PPIs are often overused in patients with advanced liver disease. Systematically reviewing the existing evidence on the association between PPI use and the risk of HE could help regulate clinical practice.

Research objectives

The aim of this meta-analysis was to analyze data on the association between PPI use and the risk of HE in patients with advanced liver disease.

Research methods

Electronic databases (PubMed, EMBASE, and the Cochrane Library) were searched for relevant articles meeting the inclusion criteria. We conducted a meta-analysis of all comparative studies that evaluated the association between PPI use and the risk of HE. The primary outcome was pooled risk estimates of HE in the PPI group and non-PPI groups. Subgroup analyses by different clinical and methodological characteristics were also performed.

Research results

We finally included nine observational studies (five case-control studies and four cohort studies). This analysis showed that PPI use was associated with an increased risk of developing HE regardless of the study design. The sensitivity analysis excluding conference abstracts or focusing on patients without prior HE showed a similar result.
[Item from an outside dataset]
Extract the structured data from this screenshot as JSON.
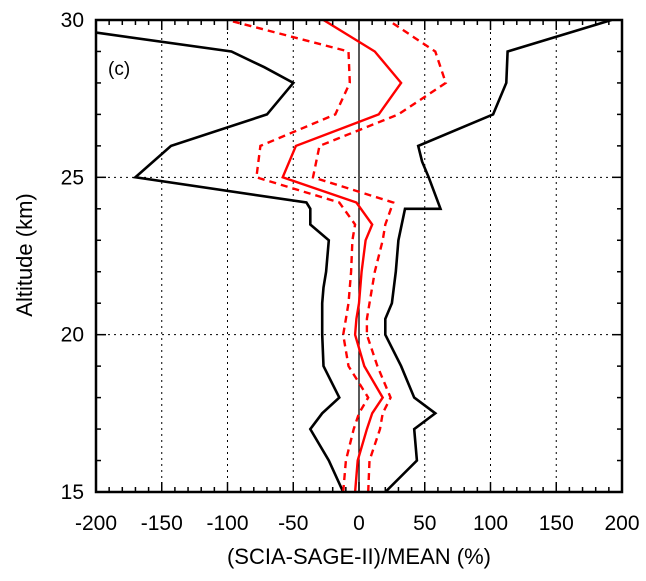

The results of subgroup analyses suggested that the heterogeneity may come from different study designs and definitions of PPI use.

Research conclusions

Compared with the non-PPI group, the PPI group has an elevated risk of HE in patients with advanced liver disease. This finding reminds clinicians that they should strictly adhere to the indications for PPI treatment in patients with advanced liver disease.

Research perspectives

To further explore the association between PPI therapy and the risk of HE, future studies need to refine the impact of the PPI types, time of PPI administration, and method of PPI administration on HE. In addition, more high-quality prospective studies and mechanistic studies are required to better understand the association between PPI use and the risk of HE.